Une pénurie d'eau favorise Zika au Venezuela

L'obligation qu'ont les Vénézuéliens de stocker leur eau,... (AFP, Federico Parra)

Agrandir

L'obligation qu'ont les Vénézuéliens de stocker leur eau, qui devient rapidement stagnante, crée des conditions idéales pour la prolifération du moustique porteur du virus Zika.

AFP, Federico Parra

Partage

Partager par courriel
Taille de police
Imprimer la page
Gerardo GUARACHE
Agence France-Presse
Caracas

Au pied de la montagne Avila qui entoure Caracas, Yurman Torres fait la queue pour remplir son bidon d'eau, une ressource devenue rare au Venezuela, obligeant les habitants à en stocker chez eux, ce qui pourrait accélérer la propagation du virus Zika.
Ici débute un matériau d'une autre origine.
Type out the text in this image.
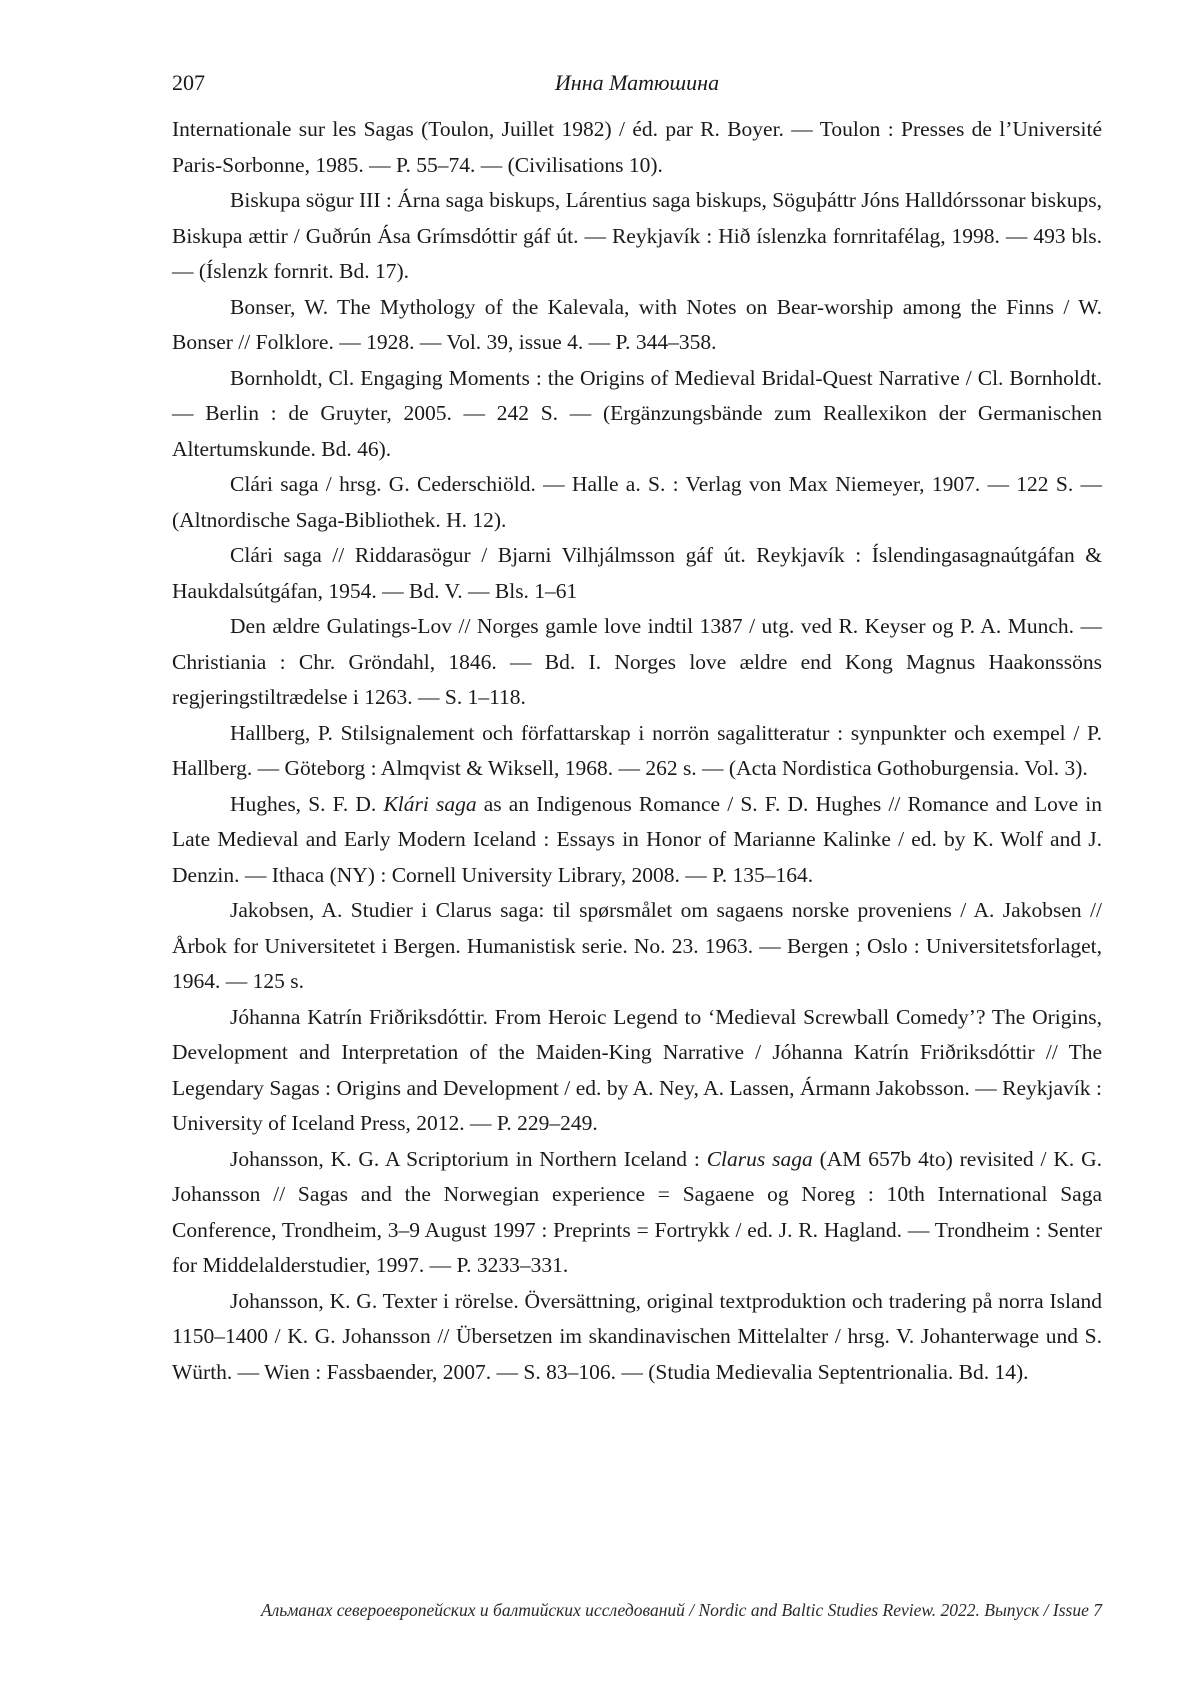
207	Инна Матюшина

Internationale sur les Sagas (Toulon, Juillet 1982) / éd. par R. Boyer. — Toulon : Presses de l’Université Paris-Sorbonne, 1985. — P. 55–74. — (Civilisations 10).

Biskupa sögur III : Árna saga biskups, Lárentius saga biskups, Söguþáttr Jóns Halldórssonar biskups, Biskupa ættir / Guðrún Ása Grímsdóttir gáf út. — Reykjavík : Hið íslenzka fornritafélag, 1998. — 493 bls. — (Íslenzk fornrit. Bd. 17).

Bonser, W. The Mythology of the Kalevala, with Notes on Bear-worship among the Finns / W. Bonser // Folklore. — 1928. — Vol. 39, issue 4. — P. 344–358.

Bornholdt, Cl. Engaging Moments : the Origins of Medieval Bridal-Quest Narrative / Cl. Bornholdt. — Berlin : de Gruyter, 2005. — 242 S. — (Ergänzungsbände zum Reallexikon der Germanischen Altertumskunde. Bd. 46).

Clári saga / hrsg. G. Cederschiöld. — Halle a. S. : Verlag von Max Niemeyer, 1907. — 122 S. — (Altnordische Saga-Bibliothek. H. 12).

Clári saga // Riddarasögur / Bjarni Vilhjálmsson gáf út. Reykjavík : Íslendingasagnaútgáfan & Haukdalsútgáfan, 1954. — Bd. V. — Bls. 1–61

Den ældre Gulatings-Lov // Norges gamle love indtil 1387 / utg. ved R. Keyser og P. A. Munch. — Christiania : Chr. Gröndahl, 1846. — Bd. I. Norges love ældre end Kong Magnus Haakonssöns regjeringstiltrædelse i 1263. — S. 1–118.

Hallberg, P. Stilsignalement och författarskap i norrön sagalitteratur : synpunkter och exempel / P. Hallberg. — Göteborg : Almqvist & Wiksell, 1968. — 262 s. — (Acta Nordistica Gothoburgensia. Vol. 3).

Hughes, S. F. D. Klári saga as an Indigenous Romance / S. F. D. Hughes // Romance and Love in Late Medieval and Early Modern Iceland : Essays in Honor of Marianne Kalinke / ed. by K. Wolf and J. Denzin. — Ithaca (NY) : Cornell University Library, 2008. — P. 135–164.

Jakobsen, A. Studier i Clarus saga: til spørsmålet om sagaens norske proveniens / A. Jakobsen // Årbok for Universitetet i Bergen. Humanistisk serie. No. 23. 1963. — Bergen ; Oslo : Universitetsforlaget, 1964. — 125 s.

Jóhanna Katrín Friðriksdóttir. From Heroic Legend to ‘Medieval Screwball Comedy’? The Origins, Development and Interpretation of the Maiden-King Narrative / Jóhanna Katrín Friðriksdóttir // The Legendary Sagas : Origins and Development / ed. by A. Ney, A. Lassen, Ármann Jakobsson. — Reykjavík : University of Iceland Press, 2012. — P. 229–249.

Johansson, K. G. A Scriptorium in Northern Iceland : Clarus saga (AM 657b 4to) revisited / K. G. Johansson // Sagas and the Norwegian experience = Sagaene og Noreg : 10th International Saga Conference, Trondheim, 3–9 August 1997 : Preprints = Fortrykk / ed. J. R. Hagland. — Trondheim : Senter for Middelalderstudier, 1997. — P. 3233–331.

Johansson, K. G. Texter i rörelse. Översättning, original textproduktion och tradering på norra Island 1150–1400 / K. G. Johansson // Übersetzen im skandinavischen Mittelalter / hrsg. V. Johanterwage und S. Würth. — Wien : Fassbaender, 2007. — S. 83–106. — (Studia Medievalia Septentrionalia. Bd. 14).

Альманах североевропейских и балтийских исследований / Nordic and Baltic Studies Review. 2022. Выпуск / Issue 7
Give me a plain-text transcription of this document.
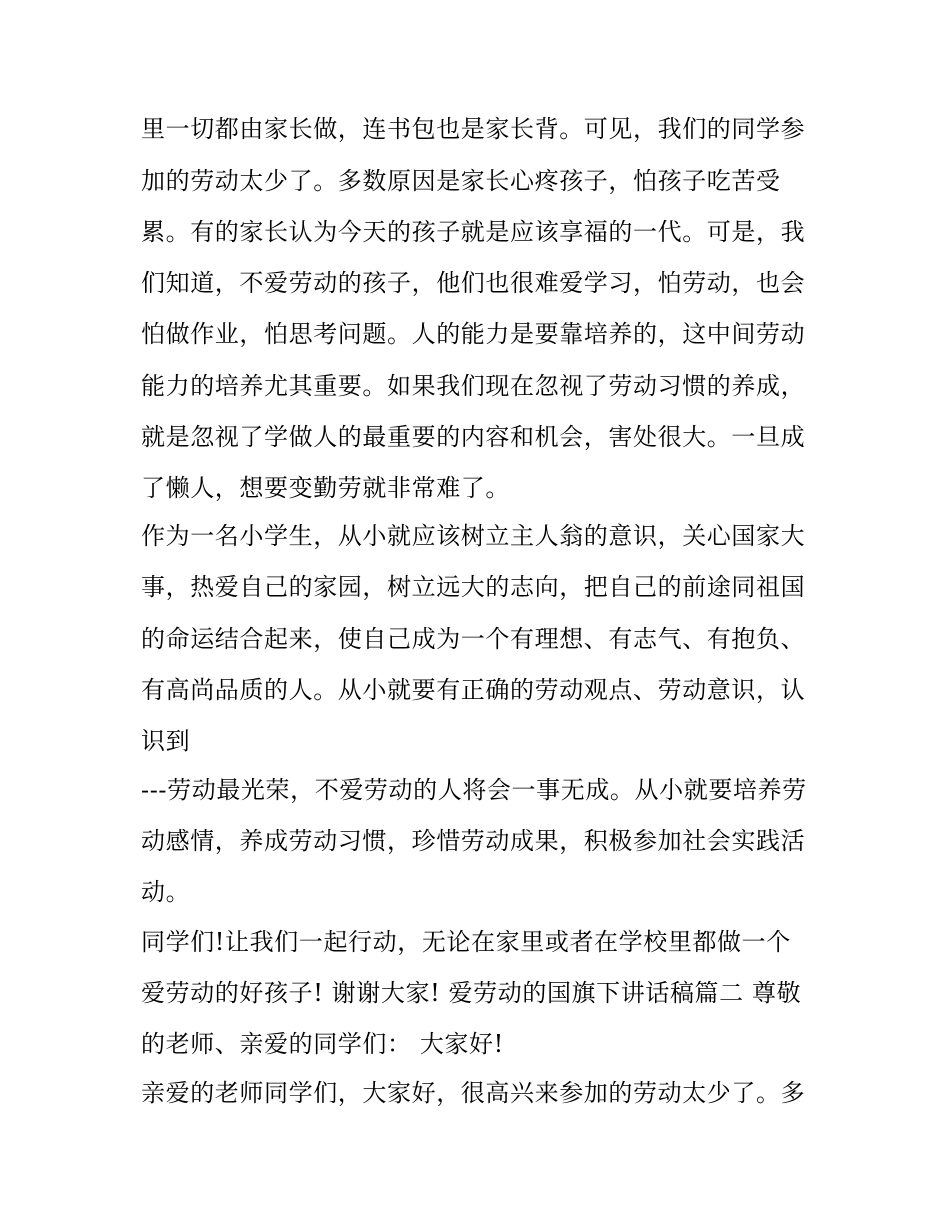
里一切都由家长做，连书包也是家长背。可见，我们的同学参
加的劳动太少了。多数原因是家长心疼孩子，怕孩子吃苦受
累。有的家长认为今天的孩子就是应该享福的一代。可是，我
们知道，不爱劳动的孩子，他们也很难爱学习，怕劳动，也会
怕做作业，怕思考问题。人的能力是要靠培养的，这中间劳动
能力的培养尤其重要。如果我们现在忽视了劳动习惯的养成，
就是忽视了学做人的最重要的内容和机会，害处很大。一旦成
了懒人，想要变勤劳就非常难了。
作为一名小学生，从小就应该树立主人翁的意识，关心国家大
事，热爱自己的家园，树立远大的志向，把自己的前途同祖国
的命运结合起来，使自己成为一个有理想、有志气、有抱负、
有高尚品质的人。从小就要有正确的劳动观点、劳动意识，认
识到
---劳动最光荣，不爱劳动的人将会一事无成。从小就要培养劳
动感情，养成劳动习惯，珍惜劳动成果，积极参加社会实践活
动。
同学们!让我们一起行动，无论在家里或者在学校里都做一个
爱劳动的好孩子! 谢谢大家! 爱劳动的国旗下讲话稿篇二 尊敬
的老师、亲爱的同学们： 大家好!
亲爱的老师同学们，大家好，很高兴来参加的劳动太少了。多
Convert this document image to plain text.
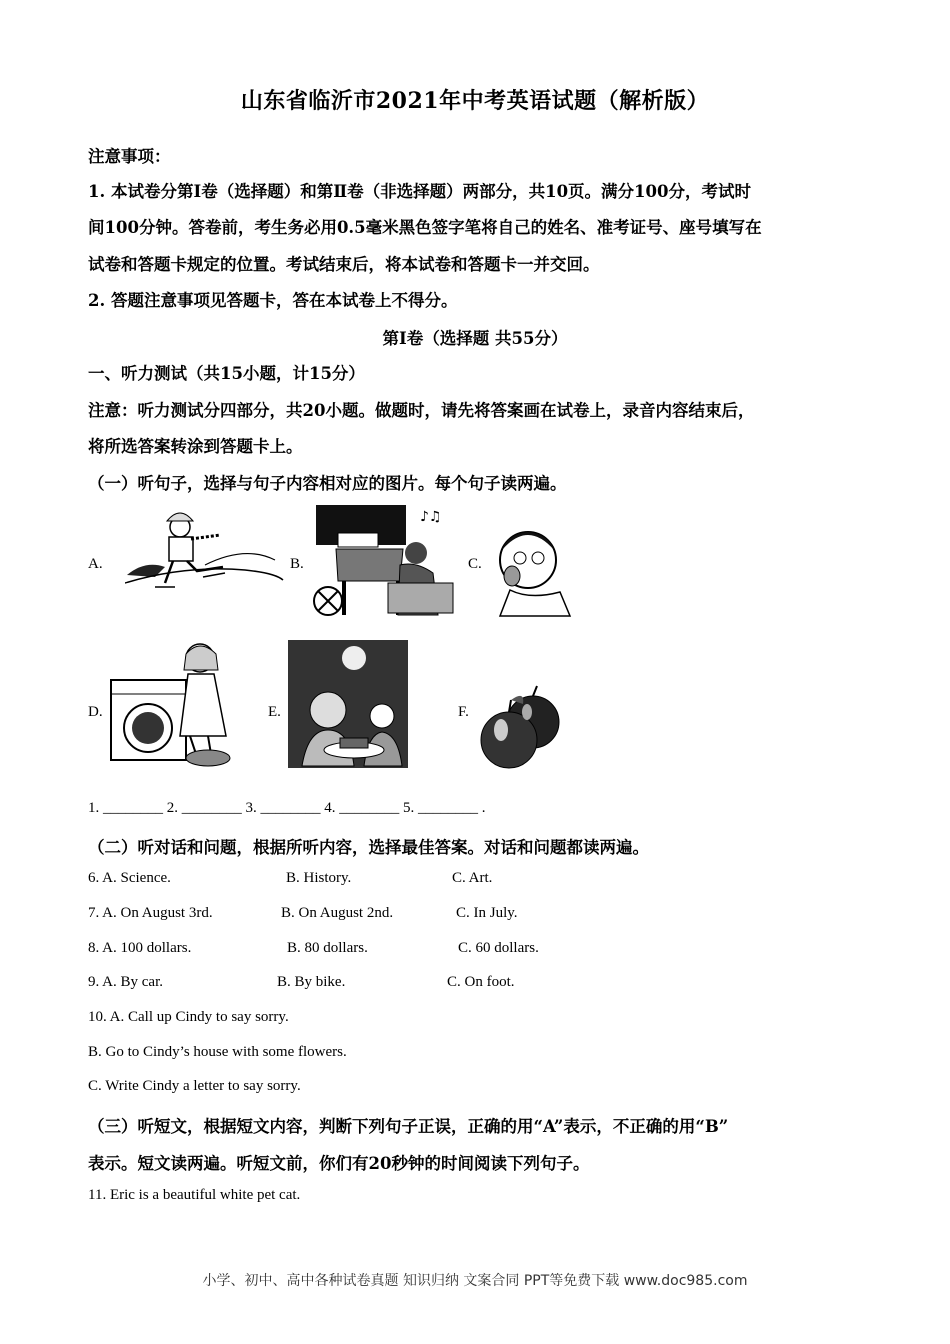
山东省临沂市2021年中考英语试题（解析版）
注意事项：
1. 本试卷分第Ⅰ卷（选择题）和第Ⅱ卷（非选择题）两部分，共10页。满分100分，考试时
间100分钟。答卷前，考生务必用0.5毫米黑色签字笔将自己的姓名、准考证号、座号填写在
试卷和答题卡规定的位置。考试结束后，将本试卷和答题卡一并交回。
2. 答题注意事项见答题卡，答在本试卷上不得分。
第I卷（选择题 共55分）
一、听力测试（共15小题，计15分）
注意：听力测试分四部分，共20小题。做题时，请先将答案画在试卷上，录音内容结束后，
将所选答案转涂到答题卡上。
（一）听句子，选择与句子内容相对应的图片。每个句子读两遍。
A.	B.
♪♫
C.
D.	E.	F.
1. ________ 2. ________ 3. ________ 4. ________ 5. ________ .
（二）听对话和问题，根据所听内容，选择最佳答案。对话和问题都读两遍。
6. A. Science.	B. History.	C. Art.
7. A. On August 3rd.	B. On August 2nd.	C. In July.
8. A. 100 dollars.	B. 80 dollars.	C. 60 dollars.
9. A. By car.	B. By bike.	C. On foot.
10. A. Call up Cindy to say sorry.
B. Go to Cindy’s house with some flowers.
C. Write Cindy a letter to say sorry.
（三）听短文，根据短文内容，判断下列句子正误，正确的用“A”表示，不正确的用“B”
表示。短文读两遍。听短文前，你们有20秒钟的时间阅读下列句子。
11. Eric is a beautiful white pet cat.
小学、初中、高中各种试卷真题 知识归纳 文案合同 PPT等免费下载 www.doc985.com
«Que peut-on y faire? Nous devons venir tous les jours», raconte cet homme de 36 ans qui vient remplir ses deux bidons le matin, avant d'aller au travail.

Désabusé, il semble s'être habitué à cette pénurie qui s'ajoute à celles, quotidiennes, de biens aussi basiques que le café, l'huile ou le riz.

Mais alors que le Venezuela compte déjà 4700 cas suspects du virus Zika, une maladie qui touche 23 pays ou territoires du continent américain, le manque d'eau pourrait être un terreau fertile pour la propagation de la maladie.

Transmis par le moustique tigre et le moustique Aedes aegypti, également vecteurs de la dengue ou du chikungunya, le virus est en apparence bénin, s'accompagnant de symptômes grippaux, mais il est soupçonné de provoquer une grave malformation congénitale, la microcéphalie (taille réduite de la boîte crânienne, néfaste au développement intellectuel).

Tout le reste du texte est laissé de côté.